Thomas stood in the dark hallway of the abandoned house. The only light he had came from the flashlight app on his smartphone, and it was draining his battery fast. If it wasn’t for the erratic movement of the light, he never would have realized how much his hands were shaking. He was catching his breath when the hairs on the back of his neck stood up, cold shivers running down his spine. The house smelled like dust mixed with a subtle aroma of wine.
With every step he took, the floorboards creaked. He called out to someone who might not be there, and this made him question his own sanity. Taking a deep breath to calm himself, he decided to call it quits and get the hell out of there. That’s when he saw her—the ghost girl.
She appeared before him as a pale apparition in a dress. Her hair was long. Her breath was cold on his skin, and he wondered how that could be. Could ghosts breathe?
She turned to drift away, and he called after her. In a flash she stood before him again, making his heart race.
She spoke in a whispery yet melodic voice. “What is it that you want?” she asked.
He gulped. “I…I just want to talk to you,” he said.
She hovered before him, her eyes as white as her skin, and waited for him to continue. He reached into the pocket of his jeans and pulled out a silver and ruby amulet. Feeling the coolness of the metal in his hand, he held the object out with shaky fingers.
When she saw it, the ghost girl’s features became a little more defined, her face more detailed and colored, almost making her look like a normal, living girl. Her eyes widened and then she looked at him, her expressing accusing.
“Where did you get this?” she asked.
“You know what this is, then?”
She frowned. “It belonged to my mother.”
Thomas took a breath and exhaled, slow and steady. Things were finally starting to make sense. He explained that he’d gotten the amulet from a pawn shop in exchange for an old watch he never wore anymore. It was intended to be a Christmas gift for his mother, who always fancied old-fashioned jewelry. But as soon as he brought it home, he realized it wasn’t normal. Strange things started happening, things that were difficult to explain.
“What kinds of things?” she asked.
He furrowed his brow in confusion, trying to find the right words. “I started, like, seeing things. Premonitions? No, premonitions foretell the future.
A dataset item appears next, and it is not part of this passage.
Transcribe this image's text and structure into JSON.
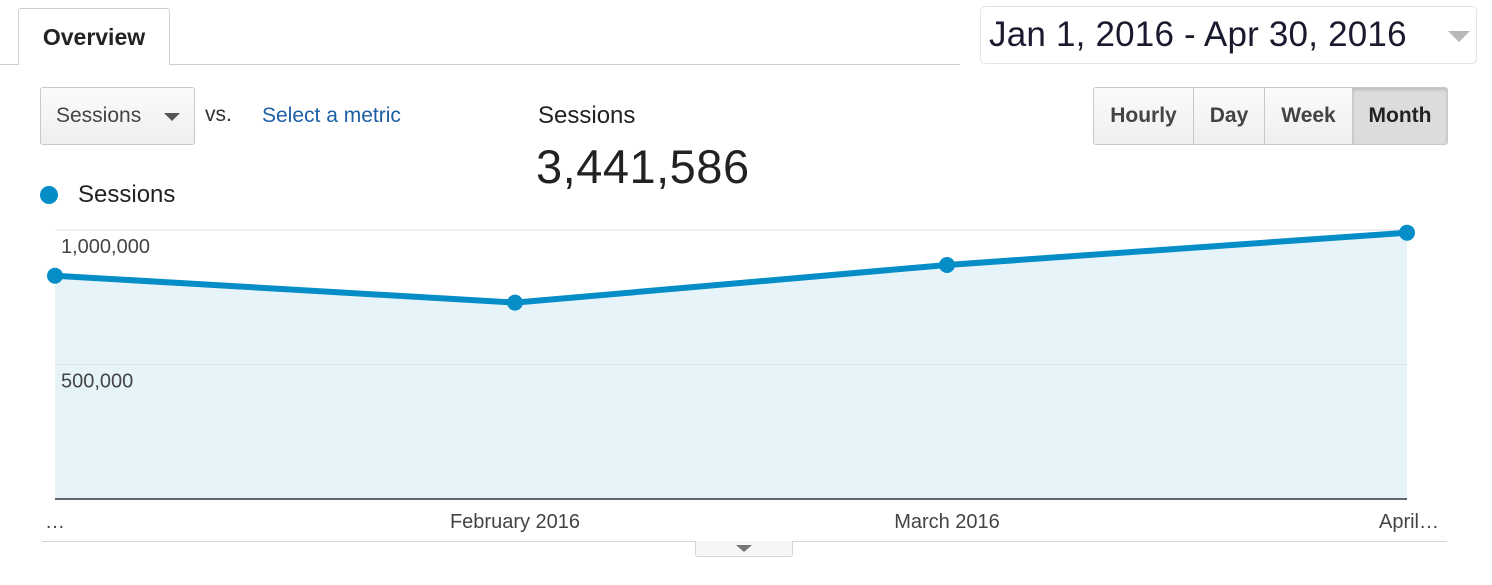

Visions? And then when I went to sleep at night, I would wake up, barely remembering a recurring dream. There was a woman telling me she needed help protecting her resting place. And the visions I had kept leading me here. To this house, to a mysterious ghost girl.” He met her eyes then, and her expression was softer than it had been all night. “I think the woman was your mother. But, forgive me; I don’t know anything about you.”
She looked down at her feet, which were hovering several inches from the ground. “I had a nickname in my human life. I can’t remember it anymore. You can call me Abigail,” she said.
Thomas extended his hand and held hers. It was cold, airy, barely there. He held his breath, feeling the strangest mix of fear, curiosity, and empathy.
“It’s nice to meet you, Abigail,” he said.